Tuesday, January 12, 2010
Lu Yehi: by Naomi Shemer
About to rehearse an old arrangement of this with the Baltimore chorus. It really is a great song...even it's Let It Be in exact reverse (minor key, depressing themes, reads from left to right....). Shemer, Israel's semi-answer to Bob Dylan, wrote this in response to the Yom Kippur War in 1973. Like a great deal of Shemer's work, it holds up far better than the politics which may have informed it - a hardline nationalist who advocated the Gush Emunim settlements to the bitter end (she died in 2004, right before Sharon's evacuations of Gaza began). Critics have rightly taken her to task for her But however nutty and naive, Shemer was not a fanatic. For the first anniversary of Rabin's death, she translated Whitman's "O Captain, My Captain" into Hebrew. The result was 'Ho Rav Chovel.'
This was the beginning of Naomi Shemer's obituary from the Independent:
Naomi Shemer wrote the kind of songs Israelis wanted to hear: warm, patriotic, nostalgic, rooted in childhood memories and an idealised biblical landscape.
Soldiers were comrades, never oppressors. The land "belonged" to the Jews. In a verse she added to her "Jerusalem of Gold" after the 1967 war, she wrote: "The market square is empty." Critics pointed out that it was not empty at all, just full of Arabs."
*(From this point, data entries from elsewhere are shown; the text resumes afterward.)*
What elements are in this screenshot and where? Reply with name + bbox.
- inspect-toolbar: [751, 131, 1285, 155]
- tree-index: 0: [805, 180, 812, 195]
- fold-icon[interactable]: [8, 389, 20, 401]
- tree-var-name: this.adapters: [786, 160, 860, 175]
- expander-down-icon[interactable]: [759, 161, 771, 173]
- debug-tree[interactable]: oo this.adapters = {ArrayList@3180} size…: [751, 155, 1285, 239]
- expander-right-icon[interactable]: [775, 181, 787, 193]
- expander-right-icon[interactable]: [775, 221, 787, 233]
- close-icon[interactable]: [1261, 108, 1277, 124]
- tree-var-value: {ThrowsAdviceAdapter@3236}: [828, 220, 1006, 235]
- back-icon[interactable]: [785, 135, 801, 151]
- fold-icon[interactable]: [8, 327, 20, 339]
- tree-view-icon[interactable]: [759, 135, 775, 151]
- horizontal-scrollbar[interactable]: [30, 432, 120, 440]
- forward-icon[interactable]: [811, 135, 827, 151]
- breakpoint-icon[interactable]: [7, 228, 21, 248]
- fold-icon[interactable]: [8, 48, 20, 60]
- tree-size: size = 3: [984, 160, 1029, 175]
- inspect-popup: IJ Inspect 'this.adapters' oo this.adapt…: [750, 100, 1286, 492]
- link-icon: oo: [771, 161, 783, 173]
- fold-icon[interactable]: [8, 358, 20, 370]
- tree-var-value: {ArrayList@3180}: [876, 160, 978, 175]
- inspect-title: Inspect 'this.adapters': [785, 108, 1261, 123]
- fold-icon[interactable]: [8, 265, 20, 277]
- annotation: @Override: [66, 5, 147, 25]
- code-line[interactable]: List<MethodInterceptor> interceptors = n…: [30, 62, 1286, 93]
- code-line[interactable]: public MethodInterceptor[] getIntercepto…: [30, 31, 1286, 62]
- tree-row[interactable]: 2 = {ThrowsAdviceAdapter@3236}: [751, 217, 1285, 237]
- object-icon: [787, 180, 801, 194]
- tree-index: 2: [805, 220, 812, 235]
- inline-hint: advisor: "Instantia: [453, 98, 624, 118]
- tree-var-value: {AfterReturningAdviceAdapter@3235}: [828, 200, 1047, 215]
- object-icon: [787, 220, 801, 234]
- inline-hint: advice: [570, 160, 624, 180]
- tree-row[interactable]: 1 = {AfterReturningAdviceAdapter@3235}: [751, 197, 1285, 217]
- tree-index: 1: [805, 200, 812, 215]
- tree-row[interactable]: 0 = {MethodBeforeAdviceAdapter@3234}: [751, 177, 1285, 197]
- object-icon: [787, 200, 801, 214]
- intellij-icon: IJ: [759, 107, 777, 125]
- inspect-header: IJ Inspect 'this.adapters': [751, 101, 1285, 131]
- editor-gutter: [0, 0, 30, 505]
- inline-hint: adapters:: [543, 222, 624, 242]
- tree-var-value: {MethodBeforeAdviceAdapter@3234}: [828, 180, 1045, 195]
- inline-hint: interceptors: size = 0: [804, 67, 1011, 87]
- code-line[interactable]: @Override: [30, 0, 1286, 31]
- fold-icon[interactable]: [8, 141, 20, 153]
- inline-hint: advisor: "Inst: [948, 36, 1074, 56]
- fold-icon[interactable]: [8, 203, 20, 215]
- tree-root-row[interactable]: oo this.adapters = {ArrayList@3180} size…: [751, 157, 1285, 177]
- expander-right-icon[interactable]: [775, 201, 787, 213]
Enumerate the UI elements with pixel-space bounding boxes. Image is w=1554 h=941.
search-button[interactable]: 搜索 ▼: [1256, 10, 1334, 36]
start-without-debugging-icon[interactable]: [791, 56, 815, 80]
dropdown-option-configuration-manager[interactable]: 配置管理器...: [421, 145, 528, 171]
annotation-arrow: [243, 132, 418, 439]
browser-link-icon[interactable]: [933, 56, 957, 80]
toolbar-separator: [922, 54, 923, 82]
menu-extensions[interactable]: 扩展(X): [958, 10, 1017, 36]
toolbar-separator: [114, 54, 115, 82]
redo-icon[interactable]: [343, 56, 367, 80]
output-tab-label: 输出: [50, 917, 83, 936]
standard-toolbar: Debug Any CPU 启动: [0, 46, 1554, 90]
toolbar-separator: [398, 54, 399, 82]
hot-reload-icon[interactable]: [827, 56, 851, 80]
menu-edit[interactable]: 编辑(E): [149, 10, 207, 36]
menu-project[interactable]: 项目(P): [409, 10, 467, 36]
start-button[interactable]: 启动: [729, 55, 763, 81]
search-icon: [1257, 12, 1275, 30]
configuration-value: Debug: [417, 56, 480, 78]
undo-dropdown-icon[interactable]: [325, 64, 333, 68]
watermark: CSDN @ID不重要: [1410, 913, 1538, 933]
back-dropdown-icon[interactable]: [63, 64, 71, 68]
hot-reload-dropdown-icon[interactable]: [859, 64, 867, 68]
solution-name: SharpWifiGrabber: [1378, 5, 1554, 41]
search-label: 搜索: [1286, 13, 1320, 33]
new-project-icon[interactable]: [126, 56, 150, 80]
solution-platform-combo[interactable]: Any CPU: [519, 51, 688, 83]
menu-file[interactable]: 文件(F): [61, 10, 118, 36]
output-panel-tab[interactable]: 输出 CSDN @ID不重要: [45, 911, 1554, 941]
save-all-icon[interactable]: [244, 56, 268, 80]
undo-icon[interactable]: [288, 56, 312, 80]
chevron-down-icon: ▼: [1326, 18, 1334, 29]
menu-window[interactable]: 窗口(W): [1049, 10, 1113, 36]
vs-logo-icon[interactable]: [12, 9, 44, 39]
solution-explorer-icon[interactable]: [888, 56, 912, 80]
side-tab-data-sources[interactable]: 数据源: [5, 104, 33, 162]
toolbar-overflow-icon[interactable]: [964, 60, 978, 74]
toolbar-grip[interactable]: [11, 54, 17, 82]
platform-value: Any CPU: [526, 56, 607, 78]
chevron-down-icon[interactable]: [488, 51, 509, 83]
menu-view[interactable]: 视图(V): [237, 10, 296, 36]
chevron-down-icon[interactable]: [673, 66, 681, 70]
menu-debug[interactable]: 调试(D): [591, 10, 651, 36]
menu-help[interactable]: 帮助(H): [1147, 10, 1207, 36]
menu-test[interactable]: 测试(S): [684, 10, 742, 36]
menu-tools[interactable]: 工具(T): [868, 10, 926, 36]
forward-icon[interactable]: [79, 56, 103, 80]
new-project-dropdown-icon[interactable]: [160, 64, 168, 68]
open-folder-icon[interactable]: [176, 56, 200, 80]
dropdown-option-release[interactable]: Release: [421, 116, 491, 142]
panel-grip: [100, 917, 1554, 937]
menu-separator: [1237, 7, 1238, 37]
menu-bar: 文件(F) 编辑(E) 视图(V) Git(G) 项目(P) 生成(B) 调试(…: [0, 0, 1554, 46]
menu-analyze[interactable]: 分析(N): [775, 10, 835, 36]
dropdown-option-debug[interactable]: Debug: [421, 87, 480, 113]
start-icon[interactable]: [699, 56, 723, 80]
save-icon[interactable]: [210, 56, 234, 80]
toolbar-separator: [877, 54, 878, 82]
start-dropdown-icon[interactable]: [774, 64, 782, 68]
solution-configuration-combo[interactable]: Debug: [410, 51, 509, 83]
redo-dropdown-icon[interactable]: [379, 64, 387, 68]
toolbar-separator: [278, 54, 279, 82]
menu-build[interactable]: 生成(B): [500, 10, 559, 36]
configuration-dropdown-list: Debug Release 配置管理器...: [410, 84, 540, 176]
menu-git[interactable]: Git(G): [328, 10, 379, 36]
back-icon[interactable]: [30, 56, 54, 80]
It's a legitimate criticism, but tremendously unfair. Shemer was a poet, not a politician and almost completely adrift in the actual world of what politics means. She was the voice of Israel in its founding generation, which came of age with the first knowledge of the Holocaust and believed as so many of her time did that moral righteousness would always be at Israel's back. The idea that a Jewish State would ever have even been physically capable, let alone morally, of being an 'occupier' would never have occurred to her. When divorced from the poetry, the 'message' in the music hasn't dated very well, but then again perhaps not as badly as some would like to think.